Khloe Kardashian You're the Problem



Last week a mostly unedited photo of Khloe Kardashian was accidentally posted to the Internet. While the photo had some minor adjustments, Kardashian’s body was seemingly untouched. And instead of embracing the natural, Kardashian’s team worked nonstop to pull that image off the web. The controversy doesn’t end there though. When Kardashian finally responded to the controversy, she missed the mark entirely.

In a Twitter post, she said “In truth, the pressure, constant ridicule and judgment my entire life to be perfect and to meet other's standards of how I should look has been too much to bear,” and referenced ridicule she’s received in the past calling her fat and ugly, especially compared to her sisters. The pressure to be perfect though is largely due to the insta-culture Kardashian and her family created. Kardashian even went as far as showing her un-photoshopped body on Instagram but the poor lighting seemed to defeat the purpose entirely. Most of the internet agreed too.

Author Dana Schwartz tweeted, “there's something so viscerally sad to me about khloe kardashian going onto instagram and showing her body in a low-light room because slightly unflattering unedited photos of her leaked.”



Khloe Kardashian can say and do whatever she wants regarding body positivity, but it’s her fault we’re in a culture that is so highly critical of bodies, particularly women bodies.

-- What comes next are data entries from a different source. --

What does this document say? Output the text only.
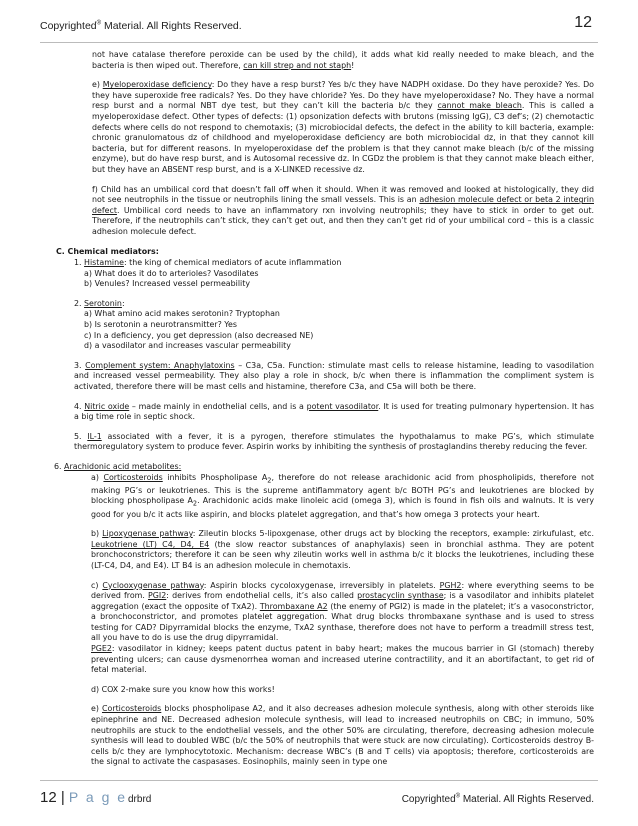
Copyrighted® Material. All Rights Reserved.	12

not have catalase therefore peroxide can be used by the child), it adds what kid really needed to make bleach, and the bacteria is then wiped out. Therefore, can kill strep and not staph!

e) Myeloperoxidase deficiency: Do they have a resp burst? Yes b/c they have NADPH oxidase. Do they have peroxide? Yes. Do they have superoxide free radicals? Yes. Do they have chloride? Yes. Do they have myeloperoxidase? No. They have a normal resp burst and a normal NBT dye test, but they can’t kill the bacteria b/c they cannot make bleach. This is called a myeloperoxidase defect. Other types of defects: (1) opsonization defects with brutons (missing IgG), C3 def’s; (2) chemotactic defects where cells do not respond to chemotaxis; (3) microbiocidal defects, the defect in the ability to kill bacteria, example: chronic granulomatous dz of childhood and myeloperoxidase deficiency are both microbiocidal dz, in that they cannot kill bacteria, but for different reasons. In myeloperoxidase def the problem is that they cannot make bleach (b/c of the missing enzyme), but do have resp burst, and is Autosomal recessive dz. In CGDz the problem is that they cannot make bleach either, but they have an ABSENT resp burst, and is a X-LINKED recessive dz.

f) Child has an umbilical cord that doesn’t fall off when it should. When it was removed and looked at histologically, they did not see neutrophils in the tissue or neutrophils lining the small vessels. This is an adhesion molecule defect or beta 2 integrin defect. Umbilical cord needs to have an inflammatory rxn involving neutrophils; they have to stick in order to get out. Therefore, if the neutrophils can’t stick, they can’t get out, and then they can’t get rid of your umbilical cord – this is a classic adhesion molecule defect.

C. Chemical mediators:

1. Histamine: the king of chemical mediators of acute inflammation

a) What does it do to arterioles? Vasodilates

b) Venules? Increased vessel permeability

2. Serotonin:

a) What amino acid makes serotonin? Tryptophan

b) Is serotonin a neurotransmitter? Yes

c) In a deficiency, you get depression (also decreased NE)

d) a vasodilator and increases vascular permeability

3. Complement system: Anaphylatoxins – C3a, C5a. Function: stimulate mast cells to release histamine, leading to vasodilation and increased vessel permeability. They also play a role in shock, b/c when there is inflammation the compliment system is activated, therefore there will be mast cells and histamine, therefore C3a, and C5a will both be there.

4. Nitric oxide – made mainly in endothelial cells, and is a potent vasodilator. It is used for treating pulmonary hypertension. It has a big time role in septic shock.

5. IL-1 associated with a fever, it is a pyrogen, therefore stimulates the hypothalamus to make PG’s, which stimulate thermoregulatory system to produce fever. Aspirin works by inhibiting the synthesis of prostaglandins thereby reducing the fever.

6. Arachidonic acid metabolites:

a) Corticosteroids inhibits Phospholipase $A_2$, therefore do not release arachidonic acid from phospholipids, therefore not making PG’s or leukotrienes. This is the supreme antiflammatory agent b/c BOTH PG’s and leukotrienes are blocked by blocking phospholipase $A_2$. Arachidonic acids make linoleic acid (omega 3), which is found in fish oils and walnuts. It is very good for you b/c it acts like aspirin, and blocks platelet aggregation, and that’s how omega 3 protects your heart.

b) Lipoxygenase pathway: Zileutin blocks 5-lipoxgenase, other drugs act by blocking the receptors, example: zirkufulast, etc. Leukotriene (LT) C4, D4, E4 (the slow reactor substances of anaphylaxis) seen in bronchial asthma. They are potent bronchoconstrictors; therefore it can be seen why zileutin works well in asthma b/c it blocks the leukotrienes, including these (LT-C4, D4, and E4). LT B4 is an adhesion molecule in chemotaxis.

c) Cyclooxygenase pathway: Aspirin blocks cycoloxygenase, irreversibly in platelets. PGH2: where everything seems to be derived from. PGI2: derives from endothelial cells, it’s also called prostacyclin synthase; is a vasodilator and inhibits platelet aggregation (exact the opposite of TxA2). Thrombaxane A2 (the enemy of PGI2) is made in the platelet; it’s a vasoconstrictor, a bronchoconstrictor, and promotes platelet aggregation. What drug blocks thrombaxane synthase and is used to stress testing for CAD? Dipyrramidal blocks the enzyme, TxA2 synthase, therefore does not have to perform a treadmill stress test, all you have to do is use the drug dipyrramidal.
PGE2: vasodilator in kidney; keeps patent ductus patent in baby heart; makes the mucous barrier in GI (stomach) thereby preventing ulcers; can cause dysmenorrhea woman and increased uterine contractility, and it an abortifactant, to get rid of fetal material.

d) COX 2-make sure you know how this works!

e) Corticosteroids blocks phospholipase A2, and it also decreases adhesion molecule synthesis, along with other steroids like epinephrine and NE. Decreased adhesion molecule synthesis, will lead to increased neutrophils on CBC; in immuno, 50% neutrophils are stuck to the endothelial vessels, and the other 50% are circulating, therefore, decreasing adhesion molecule synthesis will lead to doubled WBC (b/c the 50% of neutrophils that were stuck are now circulating). Corticosteroids destroy B-cells b/c they are lymphocytotoxic. Mechanism: decrease WBC’s (B and T cells) via apoptosis; therefore, corticosteroids are the signal to activate the caspasases. Eosinophils, mainly seen in type one

12 | P a g e drbrd	Copyrighted® Material. All Rights Reserved.
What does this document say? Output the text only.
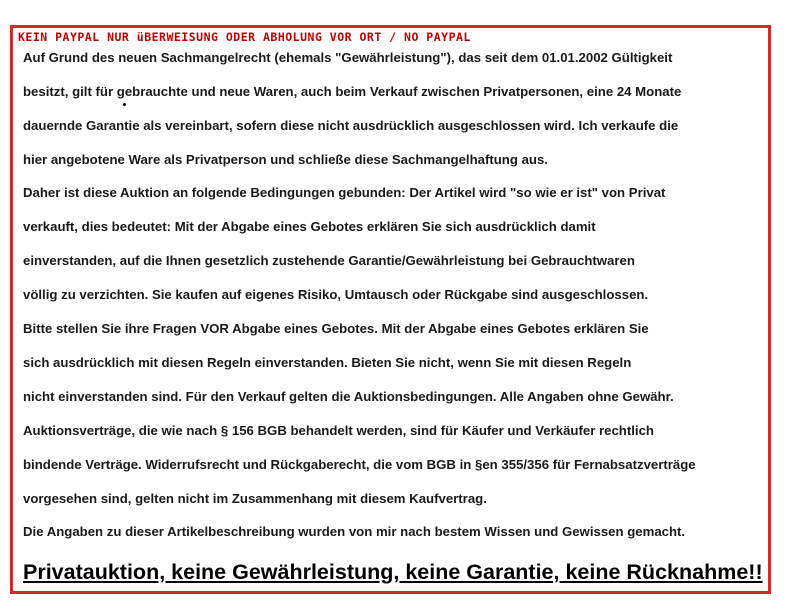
KEIN PAYPAL NUR üBERWEISUNG ODER ABHOLUNG VOR ORT / NO PAYPAL
Auf Grund des neuen Sachmangelrecht (ehemals "Gewährleistung"), das seit dem 01.01.2002 Gültigkeit
besitzt, gilt für gebrauchte und neue Waren, auch beim Verkauf zwischen Privatpersonen, eine 24 Monate
dauernde Garantie als vereinbart, sofern diese nicht ausdrücklich ausgeschlossen wird. Ich verkaufe die
hier angebotene Ware als Privatperson und schließe diese Sachmangelhaftung aus.
Daher ist diese Auktion an folgende Bedingungen gebunden: Der Artikel wird "so wie er ist" von Privat
verkauft, dies bedeutet: Mit der Abgabe eines Gebotes erklären Sie sich ausdrücklich damit
einverstanden, auf die Ihnen gesetzlich zustehende Garantie/Gewährleistung bei Gebrauchtwaren
völlig zu verzichten. Sie kaufen auf eigenes Risiko, Umtausch oder Rückgabe sind ausgeschlossen.
Bitte stellen Sie ihre Fragen VOR Abgabe eines Gebotes. Mit der Abgabe eines Gebotes erklären Sie
sich ausdrücklich mit diesen Regeln einverstanden. Bieten Sie nicht, wenn Sie mit diesen Regeln
nicht einverstanden sind. Für den Verkauf gelten die Auktionsbedingungen. Alle Angaben ohne Gewähr.
Auktionsverträge, die wie nach § 156 BGB behandelt werden, sind für Käufer und Verkäufer rechtlich
bindende Verträge. Widerrufsrecht und Rückgaberecht, die vom BGB in §en 355/356 für Fernabsatzverträge
vorgesehen sind, gelten nicht im Zusammenhang mit diesem Kaufvertrag.
Die Angaben zu dieser Artikelbeschreibung wurden von mir nach bestem Wissen und Gewissen gemacht.
Privatauktion, keine Gewährleistung, keine Garantie, keine Rücknahme!!
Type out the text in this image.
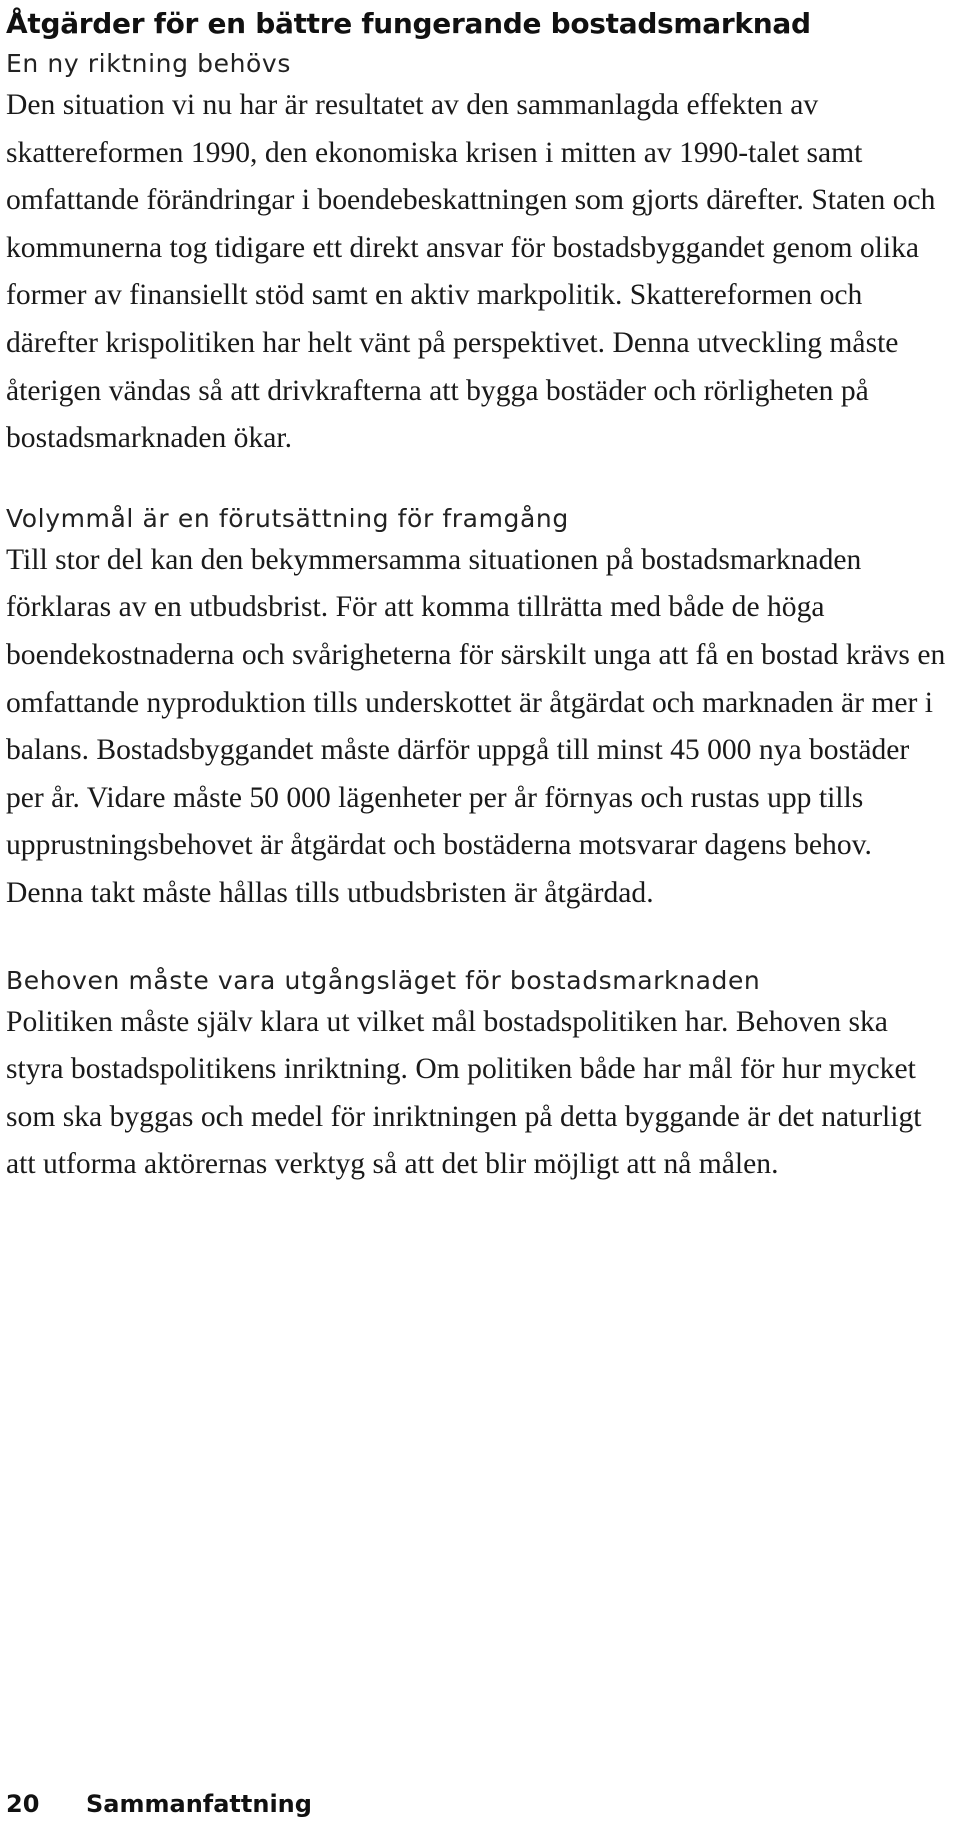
Åtgärder för en bättre fungerande bostadsmarknad
En ny riktning behövs

Den situation vi nu har är resultatet av den sammanlagda effekten av skattereformen 1990, den ekonomiska krisen i mitten av 1990-talet samt omfattande förändringar i boendebeskattningen som gjorts därefter. Staten och kommunerna tog tidigare ett direkt ansvar för bostadsbyggandet genom olika former av finansiellt stöd samt en aktiv markpolitik. Skattereformen och därefter krispolitiken har helt vänt på perspektivet. Denna utveckling måste återigen vändas så att drivkrafterna att bygga bostäder och rörligheten på bostadsmarknaden ökar.

Volymmål är en förutsättning för framgång

Till stor del kan den bekymmersamma situationen på bostadsmarknaden förklaras av en utbudsbrist. För att komma tillrätta med både de höga boendekostnaderna och svårigheterna för särskilt unga att få en bostad krävs en omfattande nyproduktion tills underskottet är åtgärdat och marknaden är mer i balans. Bostadsbyggandet måste därför uppgå till minst 45 000 nya bostäder per år. Vidare måste 50 000 lägenheter per år förnyas och rustas upp tills upprustningsbehovet är åtgärdat och bostäderna motsvarar dagens behov. Denna takt måste hållas tills utbudsbristen är åtgärdad.

Behoven måste vara utgångsläget för bostadsmarknaden

Politiken måste själv klara ut vilket mål bostadspolitiken har. Behoven ska styra bostadspolitikens inriktning. Om politiken både har mål för hur mycket som ska byggas och medel för inriktningen på detta byggande är det naturligt att utforma aktörernas verktyg så att det blir möjligt att nå målen.

20 Sammanfattning
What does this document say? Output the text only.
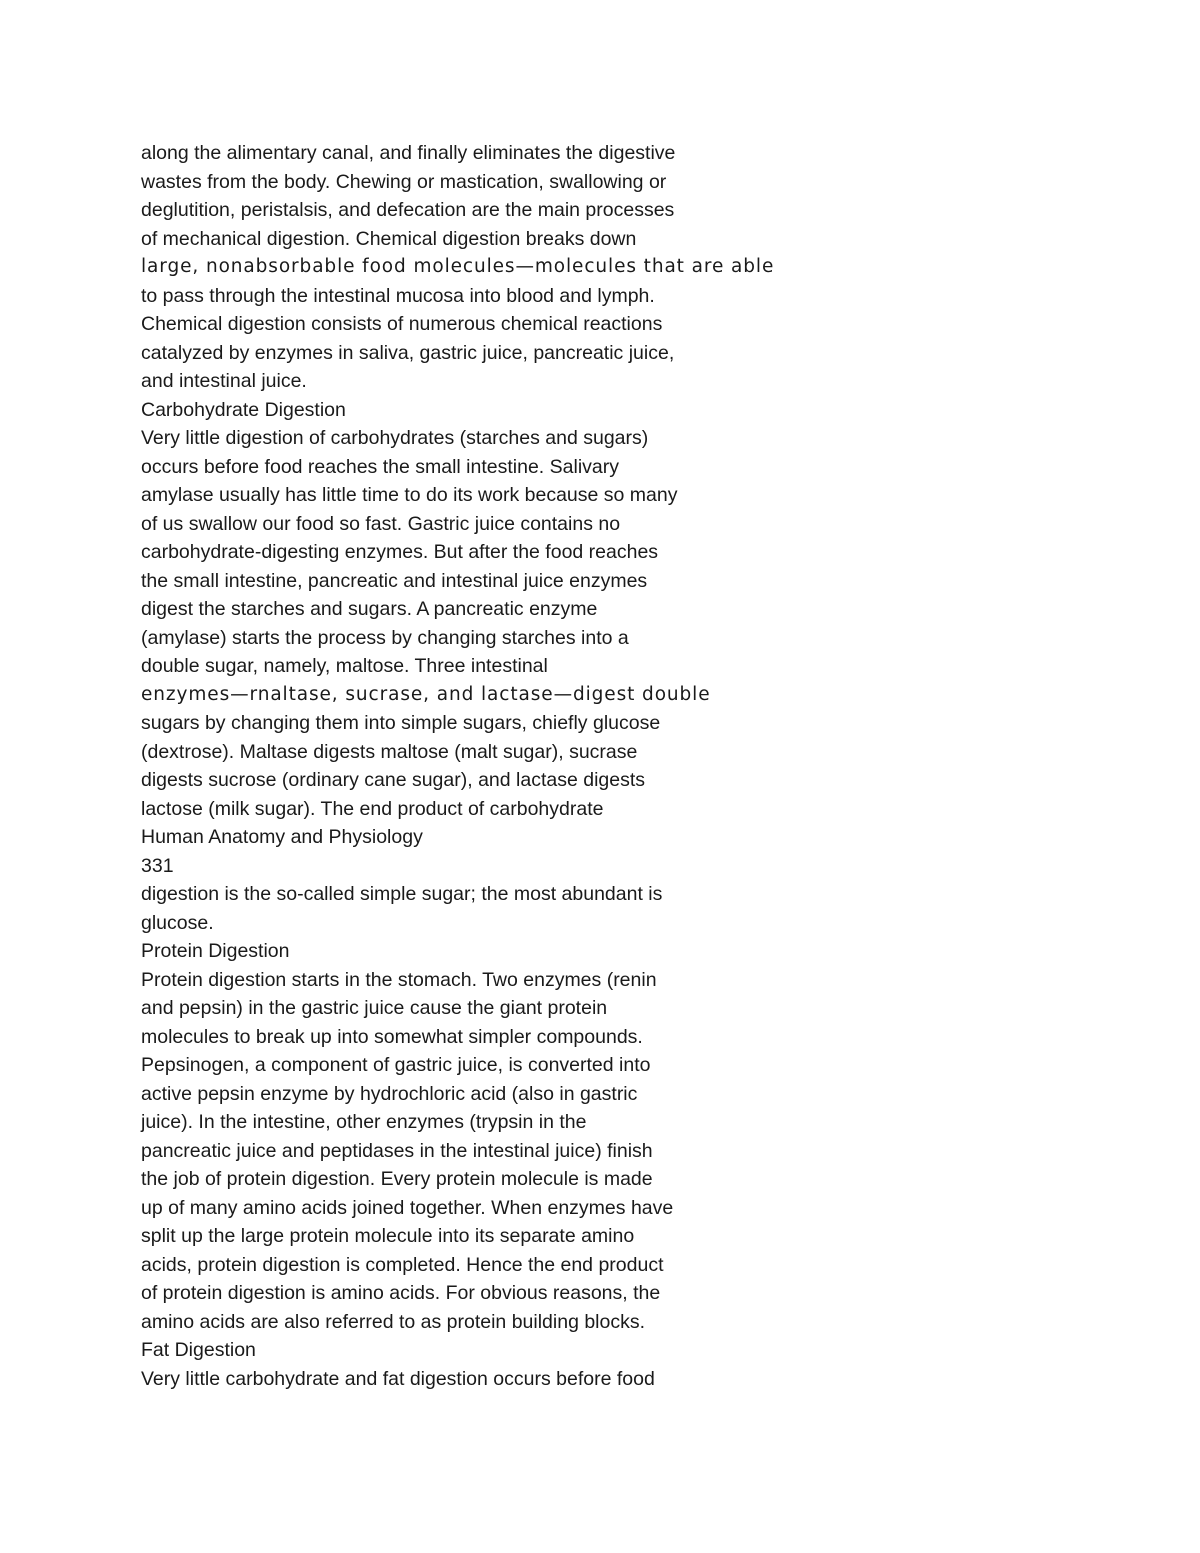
along the alimentary canal, and finally eliminates the digestive
wastes from the body. Chewing or mastication, swallowing or
deglutition, peristalsis, and defecation are the main processes
of mechanical digestion. Chemical digestion breaks down
large, nonabsorbable food molecules—molecules that are able
to pass through the intestinal mucosa into blood and lymph.
Chemical digestion consists of numerous chemical reactions
catalyzed by enzymes in saliva, gastric juice, pancreatic juice,
and intestinal juice.
Carbohydrate Digestion
Very little digestion of carbohydrates (starches and sugars)
occurs before food reaches the small intestine. Salivary
amylase usually has little time to do its work because so many
of us swallow our food so fast. Gastric juice contains no
carbohydrate-digesting enzymes. But after the food reaches
the small intestine, pancreatic and intestinal juice enzymes
digest the starches and sugars. A pancreatic enzyme
(amylase) starts the process by changing starches into a
double sugar, namely, maltose. Three intestinal
enzymes—rnaltase, sucrase, and lactase—digest double
sugars by changing them into simple sugars, chiefly glucose
(dextrose). Maltase digests maltose (malt sugar), sucrase
digests sucrose (ordinary cane sugar), and lactase digests
lactose (milk sugar). The end product of carbohydrate
Human Anatomy and Physiology
331
digestion is the so-called simple sugar; the most abundant is
glucose.
Protein Digestion
Protein digestion starts in the stomach. Two enzymes (renin
and pepsin) in the gastric juice cause the giant protein
molecules to break up into somewhat simpler compounds.
Pepsinogen, a component of gastric juice, is converted into
active pepsin enzyme by hydrochloric acid (also in gastric
juice). In the intestine, other enzymes (trypsin in the
pancreatic juice and peptidases in the intestinal juice) finish
the job of protein digestion. Every protein molecule is made
up of many amino acids joined together. When enzymes have
split up the large protein molecule into its separate amino
acids, protein digestion is completed. Hence the end product
of protein digestion is amino acids. For obvious reasons, the
amino acids are also referred to as protein building blocks.
Fat Digestion
Very little carbohydrate and fat digestion occurs before food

Ever since Keeping Up With the Kardashians premiered in 2007, they’ve normalized plastic surgery, photoshop, and having the best trainers and nutritionist money can buy. What they have can’t be achieved by ‘working out and eating healthy,’ heck most of what they have can only be achieved by the blur tool on photoshop. Now there’s nothing wrong with fixing your insecurities, but pretending they don’t even exist is super harmful to your mostly young, easily influenced following. Remember when Kylie Jenner got filler and convinced everyone it was just lip liner? Or the countless times the Kardashians promoted waist trainers, detox teas, and appetite suppressants on their Instagrams? Implying that you could look like them if you bought these pseudo-cure-alls when in reality they don’t really look like that anyway.

If the Kardashian family really wanted to take a stand, they wouldn’t pretend to be perfect all the time. They could use this photo as a way to reshape their image and rebrand, especially now that their infamous TV show is coming to an end, but instead, they are trying to pretend it never happened. Until they start using their influence for good, they will continue to not only be part of the problem but a big reason it started in the first place.